“Perdona setenta veces siete” (Mt 18, 21-35.19,
1). Movido por una mentalidad casuística, propia del fariseísmo, Pedro pregunta
a Jesús “cuántas veces” debe perdonar a su prójimo, pensando que el número
siete –que es número de perfección para los hebreos- era suficiente: “Se
adelantó Pedro y le dijo: ‘Señor, ¿cuántas veces tendré que perdonar a mi
hermano las ofensas que me haga? ¿Hasta siete veces?’”. La respuesta de Jesús
da la magnitud del perdón en la nueva religión que Él viene a fundar: “Jesús le
respondió: ‘No te digo hasta siete veces, sino hasta setenta veces siete’”. Es decir,
Pedro pensaba que, si perdonaba siete veces, que es el número perfecto, ya
había cumplido con la ley, con lo cual, a la ofensa número ocho, ya se vería en
libertad para aplicar la ley del Talión: “Ojo por ojo, diente por diente”.
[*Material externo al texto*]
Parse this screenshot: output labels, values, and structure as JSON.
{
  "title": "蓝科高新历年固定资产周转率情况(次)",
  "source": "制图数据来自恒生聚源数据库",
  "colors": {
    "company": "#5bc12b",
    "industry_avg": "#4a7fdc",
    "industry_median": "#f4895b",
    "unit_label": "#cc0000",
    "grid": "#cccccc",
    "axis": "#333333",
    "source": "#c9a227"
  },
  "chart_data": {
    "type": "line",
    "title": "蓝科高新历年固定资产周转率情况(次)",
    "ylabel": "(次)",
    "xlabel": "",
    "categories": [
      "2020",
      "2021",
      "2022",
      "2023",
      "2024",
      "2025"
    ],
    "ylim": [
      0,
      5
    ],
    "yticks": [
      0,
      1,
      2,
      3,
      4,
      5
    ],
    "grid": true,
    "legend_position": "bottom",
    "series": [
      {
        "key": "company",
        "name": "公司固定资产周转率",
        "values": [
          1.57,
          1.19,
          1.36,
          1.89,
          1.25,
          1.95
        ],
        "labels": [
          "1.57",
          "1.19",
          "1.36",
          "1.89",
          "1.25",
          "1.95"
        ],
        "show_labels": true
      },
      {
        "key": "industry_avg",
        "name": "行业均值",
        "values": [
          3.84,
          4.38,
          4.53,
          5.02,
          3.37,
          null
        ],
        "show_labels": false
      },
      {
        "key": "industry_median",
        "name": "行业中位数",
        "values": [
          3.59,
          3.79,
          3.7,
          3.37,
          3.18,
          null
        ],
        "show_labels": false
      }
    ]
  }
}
Jesús introduce dos novedades en el perdón cristiano: por un lado, no rechaza
la idea de la perfección del perdón “cuantificado”, por así decir, pero la
eleva al infinito al decir: “setenta veces siete”, lo cual quiere decir: “siempre”.
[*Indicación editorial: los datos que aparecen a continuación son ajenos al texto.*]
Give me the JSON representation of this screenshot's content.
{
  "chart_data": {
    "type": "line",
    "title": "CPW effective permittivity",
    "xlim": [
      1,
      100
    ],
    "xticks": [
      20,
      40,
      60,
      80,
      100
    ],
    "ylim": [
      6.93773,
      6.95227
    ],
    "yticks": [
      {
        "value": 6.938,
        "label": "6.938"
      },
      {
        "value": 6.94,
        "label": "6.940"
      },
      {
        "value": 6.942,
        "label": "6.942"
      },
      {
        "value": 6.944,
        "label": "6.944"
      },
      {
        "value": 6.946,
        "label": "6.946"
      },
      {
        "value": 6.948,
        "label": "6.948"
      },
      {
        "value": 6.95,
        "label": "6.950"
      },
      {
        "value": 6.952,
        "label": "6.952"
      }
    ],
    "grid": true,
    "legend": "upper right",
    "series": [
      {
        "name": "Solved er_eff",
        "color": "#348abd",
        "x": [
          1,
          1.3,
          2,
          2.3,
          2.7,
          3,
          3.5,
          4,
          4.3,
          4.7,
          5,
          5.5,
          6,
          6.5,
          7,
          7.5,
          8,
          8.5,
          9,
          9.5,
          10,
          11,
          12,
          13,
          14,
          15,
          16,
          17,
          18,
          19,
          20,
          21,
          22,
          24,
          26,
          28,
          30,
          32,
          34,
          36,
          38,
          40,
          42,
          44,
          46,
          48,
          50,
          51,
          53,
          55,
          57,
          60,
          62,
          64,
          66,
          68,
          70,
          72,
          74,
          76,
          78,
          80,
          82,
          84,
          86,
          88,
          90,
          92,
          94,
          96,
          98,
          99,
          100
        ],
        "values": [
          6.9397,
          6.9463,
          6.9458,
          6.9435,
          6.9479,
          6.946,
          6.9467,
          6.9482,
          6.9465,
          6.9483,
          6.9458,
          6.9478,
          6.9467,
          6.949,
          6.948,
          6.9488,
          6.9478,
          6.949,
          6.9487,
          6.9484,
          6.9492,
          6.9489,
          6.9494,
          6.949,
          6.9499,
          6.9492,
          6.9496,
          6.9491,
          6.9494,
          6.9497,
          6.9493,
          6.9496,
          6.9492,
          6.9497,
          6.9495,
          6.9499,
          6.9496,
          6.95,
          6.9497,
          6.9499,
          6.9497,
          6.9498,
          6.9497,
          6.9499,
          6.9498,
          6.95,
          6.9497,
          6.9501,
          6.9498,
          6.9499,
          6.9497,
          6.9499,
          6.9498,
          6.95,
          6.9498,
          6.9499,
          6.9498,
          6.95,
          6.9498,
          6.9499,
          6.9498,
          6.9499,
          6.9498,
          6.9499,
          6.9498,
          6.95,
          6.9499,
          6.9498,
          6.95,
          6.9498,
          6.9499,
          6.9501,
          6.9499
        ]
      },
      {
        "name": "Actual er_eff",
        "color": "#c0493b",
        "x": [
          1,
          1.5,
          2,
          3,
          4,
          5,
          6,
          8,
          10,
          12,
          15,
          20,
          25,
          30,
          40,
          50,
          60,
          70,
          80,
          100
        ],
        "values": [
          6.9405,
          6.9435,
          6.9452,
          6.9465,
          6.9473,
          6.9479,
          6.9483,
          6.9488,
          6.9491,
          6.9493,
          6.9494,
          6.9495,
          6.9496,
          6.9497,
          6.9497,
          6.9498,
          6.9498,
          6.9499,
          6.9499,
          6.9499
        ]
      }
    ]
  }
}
Es decir, si la ofensa se repite todos los días, todo el día, el cristiano debe
perdonar “setenta veces siete”, siempre. La otra novedad que introduce Jesús en
el perdón cristiano, es la “cualidad” del perdón: el cristiano –el discípulo de
Cristo- debe perdonar con un perdón que no es el perdón que está al alcance de
la naturaleza humana, sino el perdón divino. Para comprender de qué se trata,
el cristiano debe meditar, contemplar, reflexionar, arrodillado ante Jesús
crucificado, acerca del perdón divino que él mismo ha recibido en Cristo, un
perdón que le ha costado a Jesucristo su Vida y su Sangre, entregadas en la
cruz. Es decir, el cristiano debe perdonar a su prójimo –cualquiera sea la
ofensa que éste le haga, independientemente de si el prójimo pide o no perdón-
con el mismo perdón –y con el mismo Amor- con el cual Jesucristo nos perdona
desde la cruz. Ésa es la razón por la cual, como cristianos, no tenemos, en
modo absoluto, justificación para no perdonar a nuestro prójimo, sin importar
la magnitud del daño que nos haya hecho. Otro elemento aparte, es la cuestión
de la justicia, que sí debe ser buscada –es decir, en la ofensa del prójimo, mi
deber cristiano es perdonar, pero también, buscar la justicia, dependiendo de
la ofensa-.
“Perdona
hasta setenta veces siete”. El perdón del cristiano es radicalmente distinto al
perdón del Antiguo Testamento, porque se extiende en el tiempo y porque,
fundamentalmente, es un perdón nuevo, porque debo perdonar a mi prójimo con el
mismo perdón con el que Cristo Dios me perdona desde la cruz. Si no hago así,
soy como el hombre malvado de la parábola, que por una deuda insignificante
hizo encarcelar a su prójimo, cuando él mismo había recibido el perdón de su
deuda, de parte del rey, imposible de saldar, puesto que era una suma enorme de
dinero. Las ofensas que el prójimo nos hace, son ínfimas, comparadas con las
ofensas que suponen nuestros pecados contra la majestad y bondad divinas, y
Dios nos perdona siempre en Cristo Jesús, por su Sangre derramada en la cruz,
por lo cual no tenemos excusa alguna para no perdonar.